Carte Blanche's doughnuts are true artisan products, each made from its own specific dough recipe (most doughnut shops use a mix for all doughnuts, then add flavors or toppings).
LaRue does two kinds: raised doughnuts using a brioche dough, and crullers in two or three flavors, which rotate with the season.
"I was initially inspired by the crullers at Daily Provisions, the bakery-cafe in New York, but my true point of reference is always in French cooking," she says. "Everything that I make comes from a connection to French pastry."
French crullers are made using pate a choux dough, the same dough used to make eclairs, with butter, water, flour, and eggs. (The butter differentiates them from churros, which are more often made with vegetable oil.)

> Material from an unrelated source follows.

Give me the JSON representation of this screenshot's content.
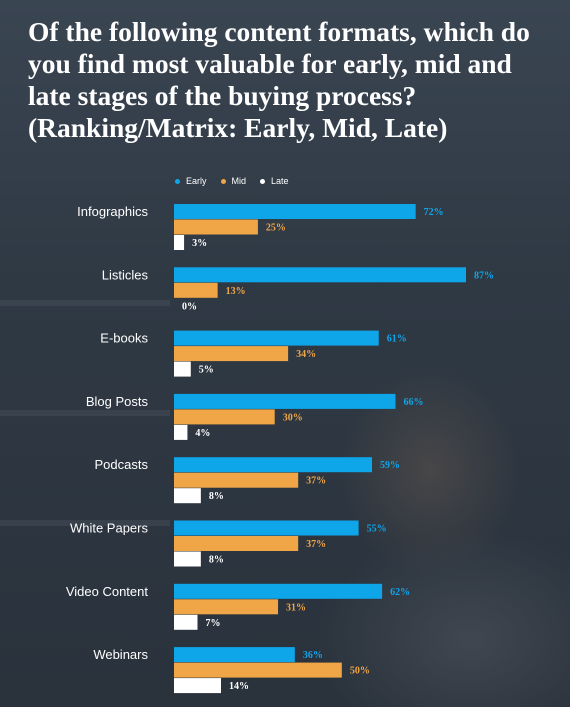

She uses a higher ratio of egg whites than a classic pate a choux, which makes her crullers more airy, and each is made by hand.
"There are machines where you put the dough in a syringe and one comes out with each shot, but at Carte Blanche, every doughnut is piped out onto its own piece of parchment," she says. "They have to sit at room temperature to develop, and have to be fried at a higher temperature than regular doughnuts, in order to get the crunchy crust."
The ideal result is a study in contrasts with an almost brutally crunchy crust and a super-moist, eggy, almost stretchy interior, not unlike the inside of a popover.
For her cruller flavors, she leans towards something tart.
"The crust is so intense that I like something tangy or sweet to combat that exterior," she says. "We always have vanilla, but rotating flavors have included strawberry, lemon poppyseed, and cherry lime."
For January, the rotating flavor is passionfruit. For her regular brioche doughnuts, she's doing a "PB&J" flavor with peanut butter pastry cream and raspberry icing — inspiration, once again, from her family.
"My son loves peanut-butter-and-jelly sandwiches, he'd eat them every day, and he wanted those flavors in a doughnut," she says.